Un tour d’horizon de la littérature
souligne que le capitalisme de copinage impacte négativement la croissance
globale de ces économies, et ce système pourrait expliquer pourquoi, malgré des
réformes et la mise en place d’un grand nombre de dispositifs, ces pays n’ont
pas encore obtenu les résultats auxquels on aurait pu s’attendre. Le système de
clientélisme est un facteur de blocage important pour la croissance parce qu’il
agit sur l’économie de façon directe et indirecte, souligne le Femise. Ses effets négatifs directs sur la dynamique du
secteur privé passent par plusieurs canaux. En premier lieu, les entreprises
connectées avec le pouvoir captent une large partie des crédits bancaires. En
Algérie, ce constat n’est pas étonnant.
Les crédits distribués par les
banques publiques demeurent prédominants avec 86,8% de parts de marché en 2017,
selon la Banque d’Algérie. Les banques publiques assurent la totalité du
financement direct du secteur économique public et leur part dans le
financement du secteur privé est importante (74,5%). En second lieu, les
entreprises connectées bénéficient d’une forme de protection vis-à-vis, à la
fois de la concurrence extérieure et de la concurrence domestique, grâce à la
mise en place, par les pouvoirs publics, d’un certain nombre de mesures
administratives dans les secteurs d’activités où ces entreprises connectées
sont présentes. Il est clair qu’à partir du moment où les entreprises entrantes
ou les entreprises déjà existantes ont besoin d’autorisations pour fonctionner,
les réglementations peuvent être utilisées abusivement pour décourager les
entrées d’entreprises et entraver la concurrence entre les entreprises
présentes sur le marché.
En Algérie, la facilité accordée aux
opérateurs qui sont connectés avec le pouvoir contraste avec les blocages dont
souffrent ceux qui ont affiché leur opposition ou, simplement, une certaine
neutralité. En troisième lieu, le système de connivence inhibe l’innovation. Le
Femise indique que les effets indirects du système de
clientélisme qui sont plus insidieux et probablement plus préjudiciables encore
sur la croissance et le développement des pays que les effets directs parce
qu’ils marquent la société plus profondément et leurs conséquences (mauvaise
gouvernance, corruption, manque de confiance dans les responsables politiques,
dans le milieu de l’entreprise et dans l’administration, développement du
secteur informel), sont plus difficiles à endiguer par l’action publique.

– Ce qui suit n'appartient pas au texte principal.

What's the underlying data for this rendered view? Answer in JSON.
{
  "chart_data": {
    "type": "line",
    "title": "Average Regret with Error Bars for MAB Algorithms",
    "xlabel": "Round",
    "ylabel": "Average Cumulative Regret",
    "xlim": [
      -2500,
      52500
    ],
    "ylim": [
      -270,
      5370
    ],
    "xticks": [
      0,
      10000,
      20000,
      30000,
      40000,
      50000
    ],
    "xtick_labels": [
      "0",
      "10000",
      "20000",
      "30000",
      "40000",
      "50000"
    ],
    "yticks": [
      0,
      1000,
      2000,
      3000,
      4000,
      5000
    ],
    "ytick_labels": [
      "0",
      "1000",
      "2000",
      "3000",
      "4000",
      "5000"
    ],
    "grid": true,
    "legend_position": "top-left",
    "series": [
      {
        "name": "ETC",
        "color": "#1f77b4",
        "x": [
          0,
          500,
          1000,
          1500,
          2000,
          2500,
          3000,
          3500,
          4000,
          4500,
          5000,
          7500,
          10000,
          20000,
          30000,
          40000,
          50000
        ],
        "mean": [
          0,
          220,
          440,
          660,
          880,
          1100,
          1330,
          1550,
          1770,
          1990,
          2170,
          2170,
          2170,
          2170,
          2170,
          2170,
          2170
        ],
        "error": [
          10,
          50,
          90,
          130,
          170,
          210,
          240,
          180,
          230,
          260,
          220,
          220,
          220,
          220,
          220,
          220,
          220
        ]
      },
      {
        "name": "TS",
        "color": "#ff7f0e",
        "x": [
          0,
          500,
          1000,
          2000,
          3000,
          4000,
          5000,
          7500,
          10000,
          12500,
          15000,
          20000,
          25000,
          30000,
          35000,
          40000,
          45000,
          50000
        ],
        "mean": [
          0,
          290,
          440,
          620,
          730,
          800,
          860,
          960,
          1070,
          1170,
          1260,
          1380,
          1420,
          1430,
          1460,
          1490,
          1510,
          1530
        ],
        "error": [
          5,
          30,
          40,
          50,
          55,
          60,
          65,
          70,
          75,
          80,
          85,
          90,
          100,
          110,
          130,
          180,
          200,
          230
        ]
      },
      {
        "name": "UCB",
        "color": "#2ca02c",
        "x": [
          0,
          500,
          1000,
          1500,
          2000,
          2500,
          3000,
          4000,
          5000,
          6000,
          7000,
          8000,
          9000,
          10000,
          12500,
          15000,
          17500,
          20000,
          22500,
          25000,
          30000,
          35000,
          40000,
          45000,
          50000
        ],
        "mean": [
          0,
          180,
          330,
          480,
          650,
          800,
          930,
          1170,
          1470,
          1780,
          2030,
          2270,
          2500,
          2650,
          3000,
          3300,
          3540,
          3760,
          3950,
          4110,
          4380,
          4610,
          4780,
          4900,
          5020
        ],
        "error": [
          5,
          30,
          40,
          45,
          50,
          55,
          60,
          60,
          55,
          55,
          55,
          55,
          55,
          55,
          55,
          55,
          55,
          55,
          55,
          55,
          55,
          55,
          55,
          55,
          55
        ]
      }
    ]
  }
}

Selon la dernière enquête réalisée
par le Baromètre arabe en 2016, relève le Femise dans
son rapport, le principal défi à relever exprimé par les populations de la
région, après bien entendu la situation économique, est la corruption, et cela,
de façon plus marquée, entre autres, en Algérie. Cette même enquête montre que
la corruption au sein des agences et des institutions publiques est perçue
comme assez ou largement étendue pour 80% des personnes interrogées en Algérie.
Le Femise évoque la persistance d’un système de rente
en Algérie, de l’accès au capital et au foncier qui échappe au marché, de
l’accès au crédit bancaire soumis au pouvoir discrétionnaire de
l’administration, de la faiblesse de l’État de droit et de la non-garantie de
la propriété privée qui découragent l’investissement.